Ini Kata Asosiasi e-Commerce Terkait Kasus Jual Online ‘Gambar Hard Disk’

Gambar Hard Disk

Jual-beli online ‘gambar hard disk’ membuat heboh media sosial. Kasus ini langsung viral setelah ada seorang pembeli yang merasa tertipu ketika membeli hardisk di Tokopedia seharga Rp 450 ribu tapi malah mendapat gambar hardisk.

Ketum Indonesia e-Commerce Asociation, Ignatius Untung, mengatakan, bahwa kasus seperti ini memang sedang disorot oleh pelaku bisnis online. Namun, dia juga meminta kepada konsumen untuk lebih teliti lagi dalam membeli barang.

“Hal-hal seperti ini pasti selalu ada celahnya untuk penipuan, intinya kita harus belajar. Penipuan kan bisa terjadi kalau kita lengah,” ujar Untung, seperti dikutip dari detikcom, Kamis (15/11/2018).

Untung juga mengatakan, dalam kasus ini, pedagang tersebut menggunakan ‘trik’ untuk mencari konsumen yang lengah. Karena itulah, agar hal seperti ini tidak kembali terulang, para pembeli di e-commerce diminta selalu teliti dan jangan hanya membaca judul dagangan saja.

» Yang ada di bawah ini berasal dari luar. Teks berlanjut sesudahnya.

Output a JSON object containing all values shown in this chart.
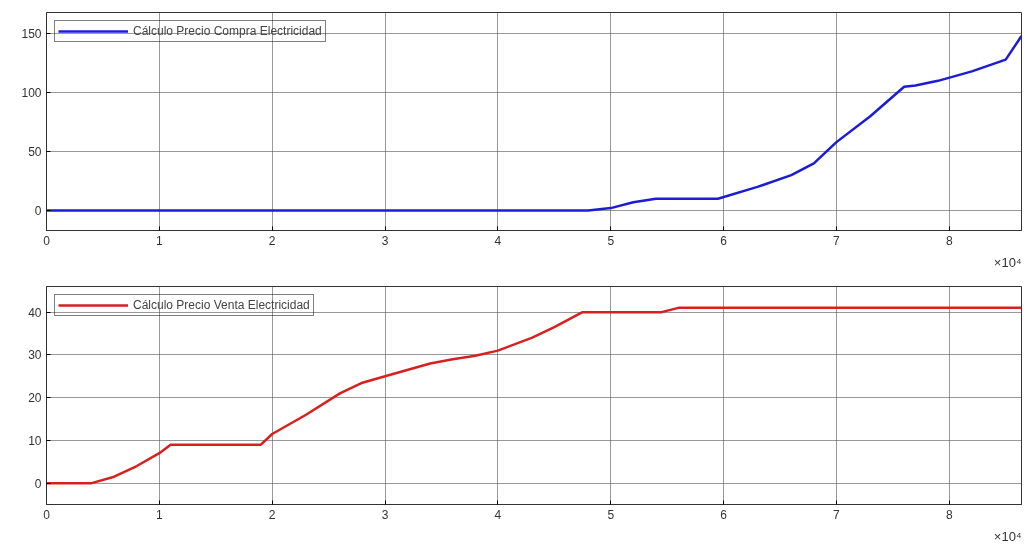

“Inilah tricky yang dibuat oleh penjual itu, tricky itu yang dipakai dimanfaatkan supaya orang ketipu. Kayak kasus SMS, misalnya kirim SMS ke nomor ini agar dapat hadiah tahunya buka,” ujarnya.

Untung juga sangat yakin market place yang ada di Indonesia pasti akan segera berbuat sesuatu untuk mencegah kasus seperti ini kembali terulang. Menurutnya, kasus seperti jual beli hadrdisk ini membuat kepercayaan konsumen di e-commerce memudar.

“Ini yang kita sorotin karena ini impactnya ke industri e-commerce. Saya yakin, Tokopedia juga akan berbuat sesuatu dan saya dengan memang sellernya sudah di black list,” tutup Untung.

Kasus ini berawal ketika seseorang bertransaksi di toko ‘Pc seller’. Dia membeli produk seharga Rp 450.000, tetapi merasa tertipu karena hanya menerima kertas bergambar hard disk eksternal berkapasitas 1 TB.

Padahal toko dengan akun Lioe Kon Tjen itu menjual ‘Hardisk external WD 1 Tb’ tapi di dalam deskripsinya toko itu menulis ‘hanya gambar saja’.

Mendapati hal itu, pembeli protes karena merasa tertipu, namun pemilik toko membela diri.

“Toko ini sangatlah jujur hanya pembelinya yang terlalu cerdas sehingga mengetahui apa yang saya jual tanpa membaca deskripsinya terlebih dahulu,” tulis si penjual.

Setelah itu Tokopedia langsung mengambil tindakan. Toko tersebut langsung ditutup.

“Saat ini, produk yang dimaksud sudah dihapus. Toko yang menjual produk tersebut juga sudah ditindak sesuai prosedur (dalam hal ini di-banned/ditutup),” kata Head of Risk Management Tokopedia Fandy Soejanto saat dikonfirmasi detikcom, Rabu (14/11/2018).